ロングケース・クロックの白の文字盤の針がカチリと振れると、薄暗かった室内にポッと明かりが灯り、人の姿が浮かび上がる。


・・・・長い足首まである純白の法衣で身を覆ったボーゼスが立っていた。


「よく来てくださった。これで私の孫は救われますね」


この状態で歓迎の意を表すボーゼス相手に、ヒースも完璧な作り笑いで応戦する。ヒースの後ろで控えたルルドが面白くなさそうに鼻を鳴らした。


財務官長室潜入後、行方不明の子供については、中々無視できない件数の被害届が城に寄せられていることがわかった。

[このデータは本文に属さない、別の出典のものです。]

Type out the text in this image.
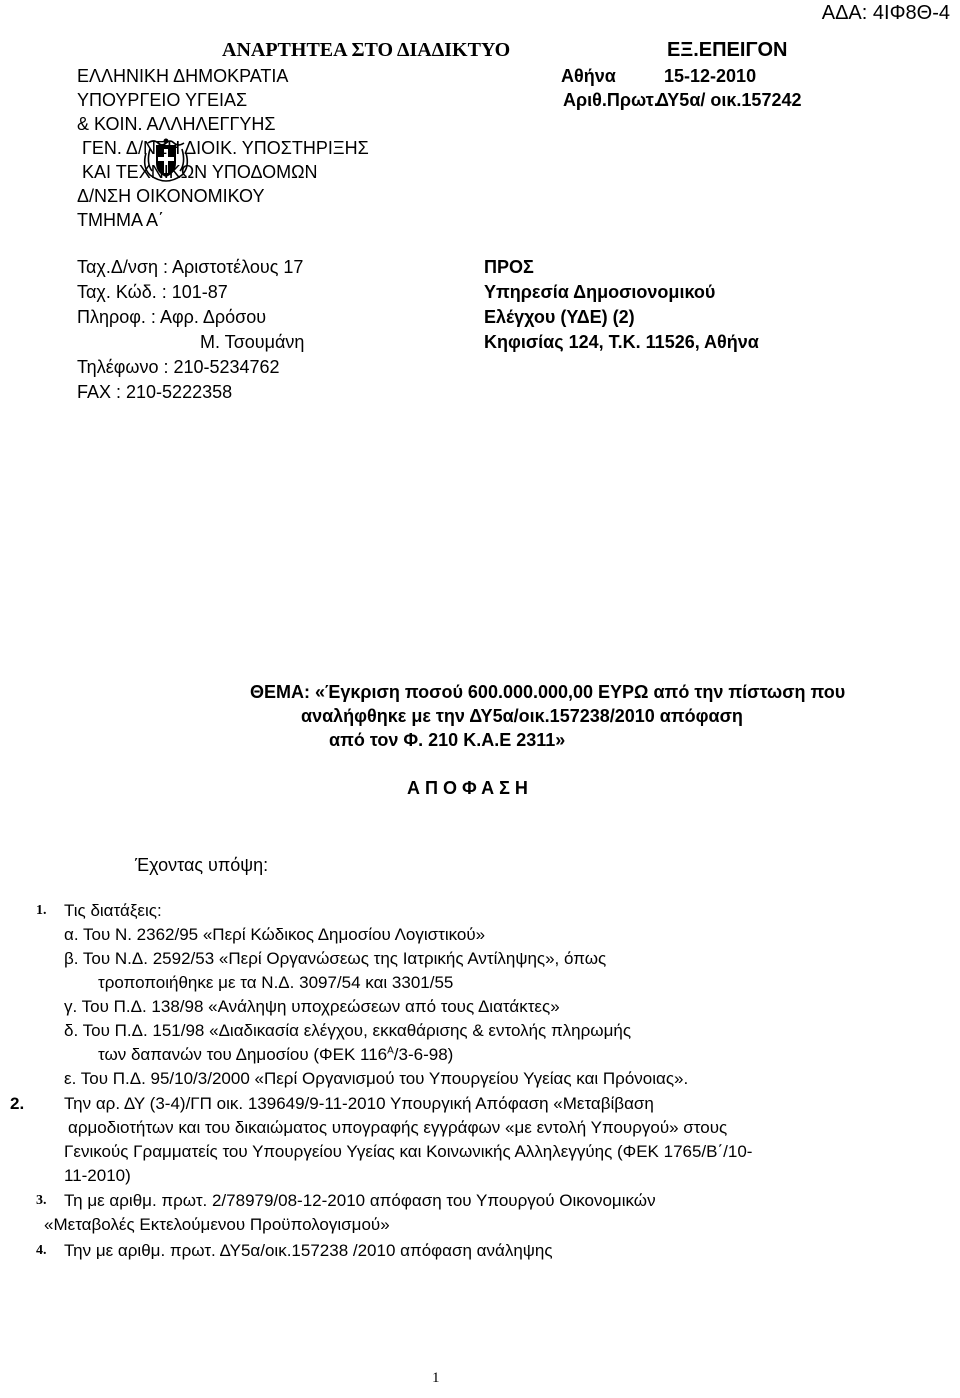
ΑΔΑ: 4ΙΦ8Θ-4
ΑΝΑΡΤΗΤΕΑ ΣΤΟ ΔΙΑΔΙΚΤΥΟ	ΕΞ.ΕΠΕΙΓΟΝ
ΕΛΛΗΝΙΚΗ ΔΗΜΟΚΡΑΤΙΑ
ΥΠΟΥΡΓΕΙΟ ΥΓΕΙΑΣ
& ΚΟΙΝ. ΑΛΛΗΛΕΓΓΥΗΣ
ΓΕΝ. Δ/ΝΣΗ ΔΙΟΙΚ. ΥΠΟΣΤΗΡΙΞΗΣ
ΚΑΙ ΤΕΧΝΙΚΩΝ ΥΠΟΔΟΜΩΝ
Δ/ΝΣΗ ΟΙΚΟΝΟΜΙΚΟΥ
ΤΜΗΜΑ Α΄
Αθήνα	15-12-2010
Αριθ.Πρωτ.
ΔΥ5α/ οικ.157242
Ταχ.Δ/νση : Αριστοτέλους 17
Ταχ. Κώδ. : 101-87
Πληροφ. : Αφρ. Δρόσου
Μ. Τσουμάνη
Τηλέφωνο : 210-5234762
FAX : 210-5222358
ΠΡΟΣ
Υπηρεσία Δημοσιονομικού
Ελέγχου (ΥΔΕ) (2)
Κηφισίας 124, Τ.Κ. 11526, Αθήνα
ΘΕΜΑ: «Έγκριση ποσού 600.000.000,00 ΕΥΡΩ από την πίστωση που
αναλήφθηκε με την ΔΥ5α/οικ.157238/2010 απόφαση
από τον Φ. 210 Κ.Α.Ε 2311»
Α Π Ο Φ Α Σ Η
Έχοντας υπόψη:
1. Τις διατάξεις:
α. Του Ν. 2362/95 «Περί Κώδικος Δημοσίου Λογιστικού»
β. Του Ν.Δ. 2592/53 «Περί Οργανώσεως της Ιατρικής Αντίληψης», όπως
τροποποιήθηκε με τα Ν.Δ. 3097/54 και 3301/55
γ. Του Π.Δ. 138/98 «Ανάληψη υποχρεώσεων από τους Διατάκτες»
δ. Του Π.Δ. 151/98 «Διαδικασία ελέγχου, εκκαθάρισης & εντολής πληρωμής
των δαπανών του Δημοσίου (ΦΕΚ $116^A/3-6-98$)
ε. Του Π.Δ. 95/10/3/2000 «Περί Οργανισμού του Υπουργείου Υγείας και Πρόνοιας».
2. Την αρ. ΔΥ (3-4)/ΓΠ οικ. 139649/9-11-2010 Υπουργική Απόφαση «Μεταβίβαση
αρμοδιοτήτων και του δικαιώματος υπογραφής εγγράφων «με εντολή Υπουργού» στους
Γενικούς Γραμματείς του Υπουργείου Υγείας και Κοινωνικής Αλληλεγγύης (ΦΕΚ 1765/Β΄/10-
11-2010)
3. Τη με αριθμ. πρωτ. 2/78979/08-12-2010 απόφαση του Υπουργού Οικονομικών
«Μεταβολές Εκτελούμενου Προϋπολογισμού»
4. Την με αριθμ. πρωτ. ΔΥ5α/οικ.157238 /2010 απόφαση ανάληψης
1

それから間もなく、ボーゼスが子供を攫ってどんな悪事を行っていたのか、トスティンから手に入れることができた。


その話に耳を傾けていたルルドは怒り、同時に今まで知っていたのに黙っていたトスティンを攻めた。

しかし、主人でもないヒースに、暗部のトスティンが全ての情報を渡す義務などない。むしろ、これほどの情報を流してくれることが異例ともいえる。

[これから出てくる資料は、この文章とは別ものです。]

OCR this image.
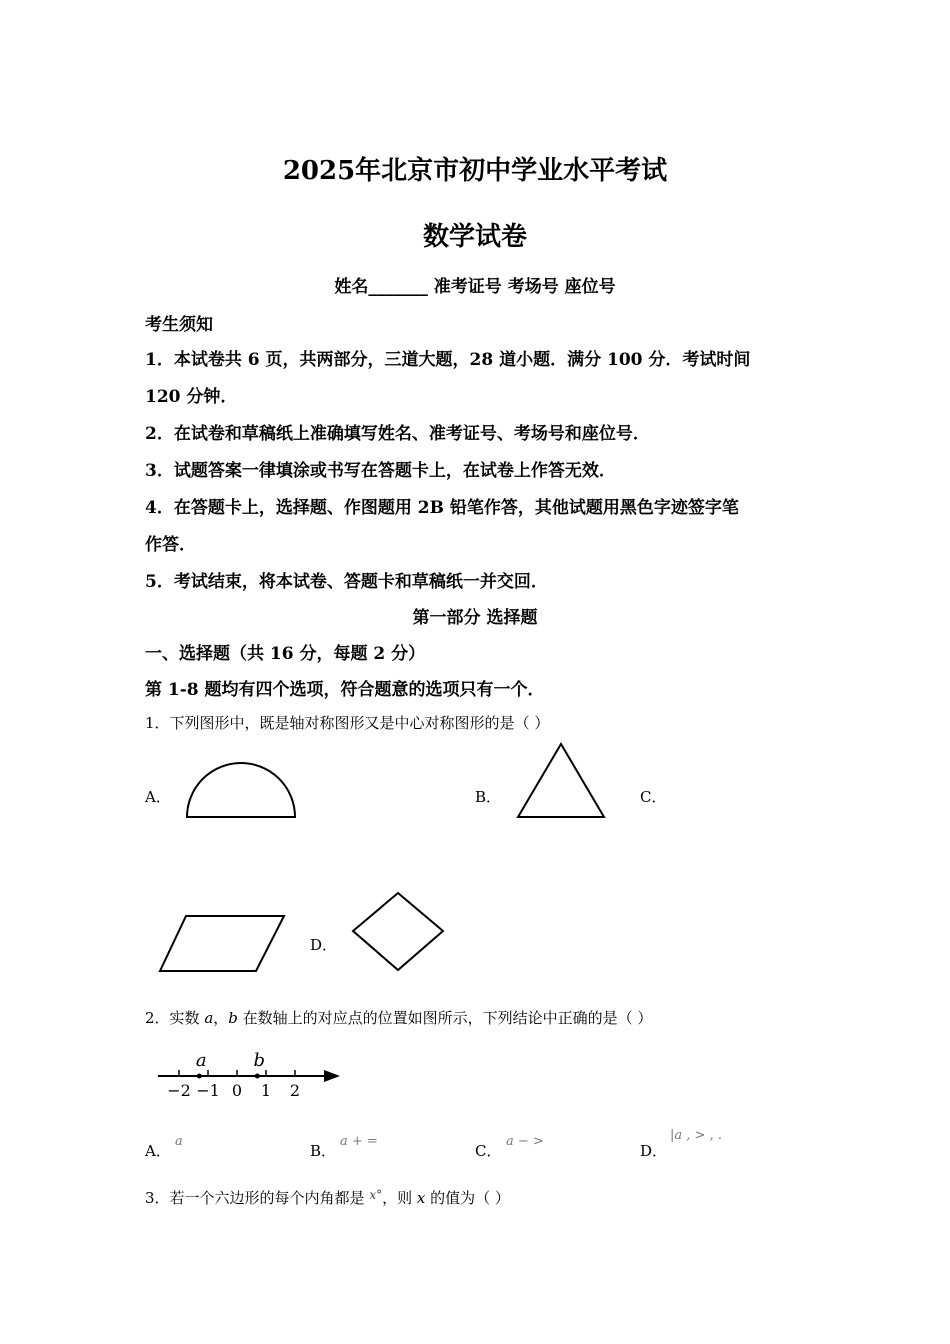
2025年北京市初中学业水平考试
数学试卷
姓名_______ 准考证号 考场号 座位号
考生须知
1．本试卷共 6 页，共两部分，三道大题，28 道小题．满分 100 分．考试时间
120 分钟．
2．在试卷和草稿纸上准确填写姓名、准考证号、考场号和座位号．
3．试题答案一律填涂或书写在答题卡上，在试卷上作答无效．
4．在答题卡上，选择题、作图题用 2B 铅笔作答，其他试题用黑色字迹签字笔
作答．
5．考试结束，将本试卷、答题卡和草稿纸一并交回．
第一部分 选择题
一、选择题（共 16 分，每题 2 分）
第 1-8 题均有四个选项，符合题意的选项只有一个．
1．下列图形中，既是轴对称图形又是中心对称图形的是（ ）
A．	B．	C．
D．
2．实数 a，b 在数轴上的对应点的位置如图所示，下列结论中正确的是（ ）
−2 −1 0 1 2
a	b
A．
a
B．
a + =
C．
a − >
D．
|a , > , .
3．若一个六边形的每个内角都是 $^{x^\circ}$，则 x 的值为（ ）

だが間違いなく、トスティンから聞いた内容はあまりにも邪悪で、愚劣な欲のなせる愚考だった。


「このような埃臭い邸でご不満かとも思いますが、孫を蘇らせて頂いた暁には、心を尽くした晩餐の用意もしております。どうか、どうか、今日はお願い致します」

「えぇ、わかっておりますとも。心配はございません」

「さすがですな・・・・心強い。因みに・・・・外のレグレットが邪魔だったと思いますが、よく後ろの護衛の方は来られましたな?」


暗になぜ聖創力を持つヒースだけで来なかったのかと非難めいた意思を感じたが、「鍛えておりますので」と、ルルドは答えるに留めた。ヒースを一人で来させたかったのが見え見えではあるが、忍耐が必要な時もある。今がその時だと、ルルドは腹に力をこめた。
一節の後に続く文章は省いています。